Stuart do we have snapdragon 820/821 processors in our inventory? (Maybe SV can recreate?)

Flags: needinfo?(sphilp)

Comment 10

•

6 years ago

Adding a ni on Ioana to see if she can help. I know that they have Pixels, which have Snapdragon 821.

Flags: needinfo?(ioana.chiorean)

Comment 11

•

6 years ago

There is a note in today's Channel meeting regarding this - tried to reproduce Bug 1468541 but none of us succeeded ** devices used Pixel, samsung S7 and tab, S8 plus, HTC 10, LG G5.

Updated

•

6 years ago

Flags: needinfo?(ioana.chiorean)

Ioana Chiorean

Comment 12

•

6 years ago

On our side (SV inventory) we tried on Pixel, Samsung S7, Galaxy Tab, S8 plus, HTC 10, LG G5, OnePlus 3 and we were not able to reproduce at all. We tried several scenarios from the comments and links but none turn out successfully. // I had the tab opened and got mid air collision. commenting here too as I said in the call. @Kevin - can you try with the S8 you got? low chance but still worth trying.

Flags: needinfo?(sphilp)

Updated

•

6 years ago

Flags: needinfo?(kbrosnan)

Updated

•

6 years ago

status-firefox62: ? → affected

tracking-firefox62: --- → +

[:philipp]

Reporter

Comment 13

•

6 years ago

the 61 builds pushed to the release population are affected by this crash as well.

Comment 14

•

6 years ago

This is currently the #2 top crash of the RC build too.

Comment 15

•

6 years ago

This is the #1 topcrash on Fennec 61 now and I think it needs to block wider rollout in the Play Store. This needs an owner ASAP.

Flags: needinfo?(snorp)

Flags: needinfo?(sdaswani)

Priority: -- → P1

:sdaswani

Comment 16

•

6 years ago

Vlad and Co. can you look at this ASAP?

Flags: needinfo?(sdaswani) → needinfo?(vlad.baicu)

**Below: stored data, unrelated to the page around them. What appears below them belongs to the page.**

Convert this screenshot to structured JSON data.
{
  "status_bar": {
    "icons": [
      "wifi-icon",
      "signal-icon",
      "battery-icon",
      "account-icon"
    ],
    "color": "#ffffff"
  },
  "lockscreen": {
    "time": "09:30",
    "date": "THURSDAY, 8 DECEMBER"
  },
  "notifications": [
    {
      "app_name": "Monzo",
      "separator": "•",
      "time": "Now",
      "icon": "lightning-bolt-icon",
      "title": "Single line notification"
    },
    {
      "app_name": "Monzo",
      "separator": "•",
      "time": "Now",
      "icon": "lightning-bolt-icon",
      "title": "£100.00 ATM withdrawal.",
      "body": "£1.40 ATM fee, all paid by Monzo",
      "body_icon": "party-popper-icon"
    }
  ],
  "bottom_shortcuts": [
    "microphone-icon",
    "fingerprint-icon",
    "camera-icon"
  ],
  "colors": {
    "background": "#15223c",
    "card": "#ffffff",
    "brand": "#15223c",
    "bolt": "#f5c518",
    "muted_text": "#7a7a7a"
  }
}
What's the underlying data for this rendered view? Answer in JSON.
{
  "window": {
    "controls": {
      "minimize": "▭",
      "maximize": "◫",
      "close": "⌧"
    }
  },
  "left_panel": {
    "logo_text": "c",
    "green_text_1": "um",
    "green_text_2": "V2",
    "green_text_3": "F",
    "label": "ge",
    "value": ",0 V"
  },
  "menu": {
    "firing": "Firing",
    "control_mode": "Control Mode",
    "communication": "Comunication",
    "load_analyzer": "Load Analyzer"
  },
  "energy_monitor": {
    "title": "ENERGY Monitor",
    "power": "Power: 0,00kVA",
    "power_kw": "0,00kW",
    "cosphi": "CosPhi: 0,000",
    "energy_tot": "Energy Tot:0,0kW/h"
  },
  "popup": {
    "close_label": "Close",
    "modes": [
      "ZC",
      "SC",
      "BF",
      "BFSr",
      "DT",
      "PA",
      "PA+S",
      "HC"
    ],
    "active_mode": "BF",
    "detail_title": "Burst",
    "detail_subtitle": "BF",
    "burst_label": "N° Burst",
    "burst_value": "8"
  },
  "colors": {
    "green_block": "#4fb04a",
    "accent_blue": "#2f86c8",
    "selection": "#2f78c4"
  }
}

James Willcox (:snorp) (jwillcox@mozilla.com) (he/him)

Updated

•

6 years ago

Comment 17

•

6 years ago

Top affected devices: * OnePlus 3 & 3T * Google Pixel & Pixel XL * LG G6 (H870, H871, and H872 models) * Xiaomi Mi 5s * Samsung Galaxy Tab S3

Comment 18

•

6 years ago

The stacks do not make much sense, but I do think it's SVG related. The root frame always seems to be mozilla::image::VectorImage::SizeOfSourceWithComputedFallback() which then calls nsDocument::DocAddSizeOfExcludingThis(). The stacks seem to go south from here, as we're obviously not going to be calling things like mozilla::dom::Element::SetCustomElementDefinition(). I seem to recall a similar weirdness where a loop got miscompiled, but it was years ago. I think gcp found it? Anyway, as this seems to be DOM code, maybe someone on Andrew's team should own it.

Flags: needinfo?(snorp)

Flags: needinfo?(overholt)

Flags: needinfo?(gpascutto)

James Willcox (:snorp) (jwillcox@mozilla.com) (he/him)

Comment 19

•

6 years ago

I tried to repro this on my Pixel (which is an affected device) by going to some of the URLs that show up in crash-stats and had no luck. I imagine any page with a SVG will work, but Wikipedia article pages show up several times. The logo is a SVG.

James Willcox (:snorp) (jwillcox@mozilla.com) (he/him)

Comment 20

•

6 years ago

I guess we're probably using _msize() somewhere in DocAddSizeOfExcludingThis(), so it makes sense that we could end up in AllocInfo::Get<true>(). Glandium, do you have any idea what could be going on here?

Flags: needinfo?(mh+mozilla)

Comment 21

•

6 years ago

The crash address (0xd23d3829) is *in* libmozglue.so: "base_addr": "0xd2385000", "end_addr": "0xd24da000"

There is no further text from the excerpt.